Imagine you’re on your way to work on the train. Suddenly, the train comes to a halt due to technical failures. Now, consider a crucial detail: Can you take an alternative train or bus to continue your commute and get to work? If there is, it’s a sign that the system’s got your back – a backup plan in place.

Make components in a system redundant to increase reliability.

Summary

Building and scaling systems, much like urban planning for growing cities, come with challenges and considerations that require careful forethought. The city analogy may not perfectly capture every system design and scaling nuance. Still, it offers a relatable frame of reference. Let’s summarize what we’ve learned:

  1. System Definition: A system consists of interdependent components that form a complex whole. Cities and computer systems serve their users and have purposes for their existence.

  2. Need for Scaling: As demands increase, cities and computer systems need to grow. Scaling is an adaptation to accommodate the increased load.

  3. Vertical Scaling: Think of this as expanding existing facilities in a city. This would add more resources to an existing setup for computer systems.

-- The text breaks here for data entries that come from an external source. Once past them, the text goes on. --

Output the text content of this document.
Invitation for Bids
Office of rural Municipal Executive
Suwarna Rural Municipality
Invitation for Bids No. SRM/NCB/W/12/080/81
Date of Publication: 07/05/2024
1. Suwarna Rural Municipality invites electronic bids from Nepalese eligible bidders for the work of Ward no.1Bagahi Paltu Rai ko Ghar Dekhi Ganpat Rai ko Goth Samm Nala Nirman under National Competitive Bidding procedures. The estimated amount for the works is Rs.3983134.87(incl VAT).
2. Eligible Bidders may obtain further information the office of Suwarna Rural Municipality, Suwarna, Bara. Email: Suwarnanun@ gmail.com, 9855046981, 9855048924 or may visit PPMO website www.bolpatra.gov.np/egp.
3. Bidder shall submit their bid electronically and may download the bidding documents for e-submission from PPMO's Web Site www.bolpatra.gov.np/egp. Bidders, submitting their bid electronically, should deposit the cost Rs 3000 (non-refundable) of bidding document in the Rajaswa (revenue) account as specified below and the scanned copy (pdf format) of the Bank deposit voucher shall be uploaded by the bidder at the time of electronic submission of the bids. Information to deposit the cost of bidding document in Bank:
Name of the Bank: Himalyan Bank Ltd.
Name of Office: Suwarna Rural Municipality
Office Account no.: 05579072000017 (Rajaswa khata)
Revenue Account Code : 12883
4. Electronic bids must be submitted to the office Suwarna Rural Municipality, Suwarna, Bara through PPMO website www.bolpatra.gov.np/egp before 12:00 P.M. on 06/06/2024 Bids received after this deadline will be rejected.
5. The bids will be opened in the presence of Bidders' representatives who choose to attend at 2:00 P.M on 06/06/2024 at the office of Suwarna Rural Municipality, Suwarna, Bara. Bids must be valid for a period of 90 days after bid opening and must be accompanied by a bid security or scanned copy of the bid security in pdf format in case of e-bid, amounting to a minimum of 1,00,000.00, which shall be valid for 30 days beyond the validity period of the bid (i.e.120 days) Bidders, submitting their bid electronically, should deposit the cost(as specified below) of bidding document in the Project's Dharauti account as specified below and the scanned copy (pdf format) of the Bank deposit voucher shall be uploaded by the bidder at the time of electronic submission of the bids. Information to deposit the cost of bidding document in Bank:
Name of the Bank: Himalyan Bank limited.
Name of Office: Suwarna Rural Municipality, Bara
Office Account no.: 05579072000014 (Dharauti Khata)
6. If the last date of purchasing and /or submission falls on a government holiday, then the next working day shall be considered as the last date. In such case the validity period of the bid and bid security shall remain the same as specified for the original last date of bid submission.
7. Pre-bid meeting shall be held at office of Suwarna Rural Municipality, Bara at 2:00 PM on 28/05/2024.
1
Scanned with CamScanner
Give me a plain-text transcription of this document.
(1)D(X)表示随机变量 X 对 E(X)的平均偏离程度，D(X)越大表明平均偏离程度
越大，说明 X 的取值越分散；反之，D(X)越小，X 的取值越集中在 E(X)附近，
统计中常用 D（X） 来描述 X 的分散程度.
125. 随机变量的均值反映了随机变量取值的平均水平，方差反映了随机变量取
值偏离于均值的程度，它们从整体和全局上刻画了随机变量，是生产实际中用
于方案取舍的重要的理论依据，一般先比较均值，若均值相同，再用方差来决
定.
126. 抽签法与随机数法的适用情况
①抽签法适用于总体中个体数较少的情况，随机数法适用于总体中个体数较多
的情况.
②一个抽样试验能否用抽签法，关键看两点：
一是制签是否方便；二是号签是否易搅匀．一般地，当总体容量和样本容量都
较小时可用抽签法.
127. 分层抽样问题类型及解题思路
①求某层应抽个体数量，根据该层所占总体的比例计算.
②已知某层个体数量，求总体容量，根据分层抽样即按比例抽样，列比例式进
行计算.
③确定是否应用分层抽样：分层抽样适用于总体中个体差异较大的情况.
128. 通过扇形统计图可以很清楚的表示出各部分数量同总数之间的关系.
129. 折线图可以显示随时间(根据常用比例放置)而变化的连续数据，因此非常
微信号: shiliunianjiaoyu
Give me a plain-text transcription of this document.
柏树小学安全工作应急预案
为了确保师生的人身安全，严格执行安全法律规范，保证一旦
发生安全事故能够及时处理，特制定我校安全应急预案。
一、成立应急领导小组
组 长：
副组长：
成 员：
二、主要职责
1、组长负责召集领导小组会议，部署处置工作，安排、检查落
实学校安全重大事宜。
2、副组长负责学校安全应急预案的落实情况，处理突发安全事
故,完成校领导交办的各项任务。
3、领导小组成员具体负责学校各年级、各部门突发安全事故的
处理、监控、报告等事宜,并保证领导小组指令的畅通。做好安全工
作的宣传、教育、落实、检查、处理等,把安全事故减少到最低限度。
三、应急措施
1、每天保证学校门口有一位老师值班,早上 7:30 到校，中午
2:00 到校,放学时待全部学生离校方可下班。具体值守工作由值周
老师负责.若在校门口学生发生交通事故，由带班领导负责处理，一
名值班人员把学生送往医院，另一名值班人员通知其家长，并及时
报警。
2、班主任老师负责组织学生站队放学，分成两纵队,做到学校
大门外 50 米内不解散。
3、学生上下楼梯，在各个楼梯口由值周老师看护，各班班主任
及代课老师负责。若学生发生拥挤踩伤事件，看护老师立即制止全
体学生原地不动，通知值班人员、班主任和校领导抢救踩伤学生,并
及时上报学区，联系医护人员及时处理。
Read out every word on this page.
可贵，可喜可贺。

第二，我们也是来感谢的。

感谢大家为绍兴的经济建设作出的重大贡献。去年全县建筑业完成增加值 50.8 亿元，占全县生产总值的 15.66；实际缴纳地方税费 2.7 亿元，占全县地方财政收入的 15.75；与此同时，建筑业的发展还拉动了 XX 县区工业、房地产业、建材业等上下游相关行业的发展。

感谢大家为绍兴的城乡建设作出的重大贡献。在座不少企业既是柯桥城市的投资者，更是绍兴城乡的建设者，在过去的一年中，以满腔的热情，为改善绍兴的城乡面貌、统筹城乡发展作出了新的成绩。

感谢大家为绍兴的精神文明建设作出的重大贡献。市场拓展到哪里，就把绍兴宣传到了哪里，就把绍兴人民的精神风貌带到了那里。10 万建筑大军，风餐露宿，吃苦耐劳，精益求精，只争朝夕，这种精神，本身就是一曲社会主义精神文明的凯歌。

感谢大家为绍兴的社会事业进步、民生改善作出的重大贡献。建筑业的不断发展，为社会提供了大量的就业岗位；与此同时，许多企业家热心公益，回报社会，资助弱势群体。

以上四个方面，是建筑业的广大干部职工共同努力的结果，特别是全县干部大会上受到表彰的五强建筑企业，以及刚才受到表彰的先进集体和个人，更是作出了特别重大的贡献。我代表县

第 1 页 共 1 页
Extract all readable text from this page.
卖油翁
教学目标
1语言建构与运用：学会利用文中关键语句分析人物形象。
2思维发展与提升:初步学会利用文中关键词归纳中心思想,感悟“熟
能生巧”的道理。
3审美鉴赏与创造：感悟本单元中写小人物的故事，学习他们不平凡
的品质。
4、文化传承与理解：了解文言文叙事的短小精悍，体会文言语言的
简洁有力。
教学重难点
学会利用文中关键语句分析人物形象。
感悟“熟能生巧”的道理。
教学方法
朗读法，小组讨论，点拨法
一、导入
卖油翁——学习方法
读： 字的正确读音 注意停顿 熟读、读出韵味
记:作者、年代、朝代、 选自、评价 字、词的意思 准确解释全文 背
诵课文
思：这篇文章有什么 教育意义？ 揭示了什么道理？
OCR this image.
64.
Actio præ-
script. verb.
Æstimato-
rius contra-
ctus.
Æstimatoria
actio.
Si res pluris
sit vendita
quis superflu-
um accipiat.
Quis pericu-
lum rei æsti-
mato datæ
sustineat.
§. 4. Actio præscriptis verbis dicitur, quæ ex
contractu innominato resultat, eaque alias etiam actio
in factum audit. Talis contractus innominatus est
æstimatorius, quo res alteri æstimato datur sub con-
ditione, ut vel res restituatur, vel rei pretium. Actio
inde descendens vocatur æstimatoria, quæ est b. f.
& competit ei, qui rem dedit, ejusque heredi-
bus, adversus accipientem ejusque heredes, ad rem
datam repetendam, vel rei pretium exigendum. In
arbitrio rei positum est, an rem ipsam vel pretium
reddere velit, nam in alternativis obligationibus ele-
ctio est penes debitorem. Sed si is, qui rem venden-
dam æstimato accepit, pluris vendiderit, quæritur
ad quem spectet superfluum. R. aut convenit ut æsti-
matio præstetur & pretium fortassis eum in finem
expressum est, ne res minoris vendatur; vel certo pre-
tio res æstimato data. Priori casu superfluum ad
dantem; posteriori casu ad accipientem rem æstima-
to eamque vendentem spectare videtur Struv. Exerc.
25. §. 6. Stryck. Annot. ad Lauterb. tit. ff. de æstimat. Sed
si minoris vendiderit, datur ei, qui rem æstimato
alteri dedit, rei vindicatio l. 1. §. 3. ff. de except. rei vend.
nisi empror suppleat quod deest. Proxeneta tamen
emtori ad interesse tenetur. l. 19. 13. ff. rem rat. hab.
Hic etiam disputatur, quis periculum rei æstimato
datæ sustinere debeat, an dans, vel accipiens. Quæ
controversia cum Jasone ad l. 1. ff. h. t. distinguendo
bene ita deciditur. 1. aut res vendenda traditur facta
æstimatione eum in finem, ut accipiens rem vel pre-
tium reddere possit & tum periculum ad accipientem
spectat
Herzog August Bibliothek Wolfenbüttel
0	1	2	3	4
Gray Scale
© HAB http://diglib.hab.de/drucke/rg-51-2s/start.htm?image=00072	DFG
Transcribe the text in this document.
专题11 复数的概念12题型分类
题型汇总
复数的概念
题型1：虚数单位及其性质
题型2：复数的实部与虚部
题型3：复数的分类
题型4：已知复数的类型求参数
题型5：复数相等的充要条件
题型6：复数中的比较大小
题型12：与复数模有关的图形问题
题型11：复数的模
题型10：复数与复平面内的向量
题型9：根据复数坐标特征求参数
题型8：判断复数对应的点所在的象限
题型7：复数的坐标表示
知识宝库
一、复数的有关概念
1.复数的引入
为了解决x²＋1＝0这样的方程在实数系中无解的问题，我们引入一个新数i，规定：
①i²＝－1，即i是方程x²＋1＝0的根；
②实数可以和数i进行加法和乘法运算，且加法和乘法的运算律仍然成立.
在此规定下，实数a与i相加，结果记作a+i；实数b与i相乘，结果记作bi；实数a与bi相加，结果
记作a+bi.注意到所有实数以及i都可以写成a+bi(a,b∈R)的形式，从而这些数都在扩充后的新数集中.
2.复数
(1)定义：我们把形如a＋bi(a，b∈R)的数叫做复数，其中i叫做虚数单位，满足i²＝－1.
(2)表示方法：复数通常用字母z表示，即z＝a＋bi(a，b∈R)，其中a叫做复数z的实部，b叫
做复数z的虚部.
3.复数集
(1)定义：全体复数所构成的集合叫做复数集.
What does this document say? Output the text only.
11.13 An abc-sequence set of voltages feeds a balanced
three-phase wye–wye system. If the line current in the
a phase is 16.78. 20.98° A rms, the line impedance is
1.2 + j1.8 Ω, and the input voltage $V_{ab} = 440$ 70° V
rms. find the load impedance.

  4. Horizontal Scaling: Analogous to building more facilities in different parts of a city. In tech, this means adding more nodes or components to the

    Challenges of Horizontal Scaling:

    1. Discoverability and Communication: Ensuring components can find and interact with each other effectively.
    2. Distribution of Load: Equitably distributing tasks and responsibilities across all nodes.
    3. Data Consistency and Persistence: Ensuring data is consistently available across all nodes.
    4. Latency: Minimizing delays in tasks or data transfer.
    5. Throughput: Maximizing the number of tasks or data processed in a specific timeframe.
    6. Redundancy and Reliability: Building backup systems or nodes to ensure continuous function despite potential failures.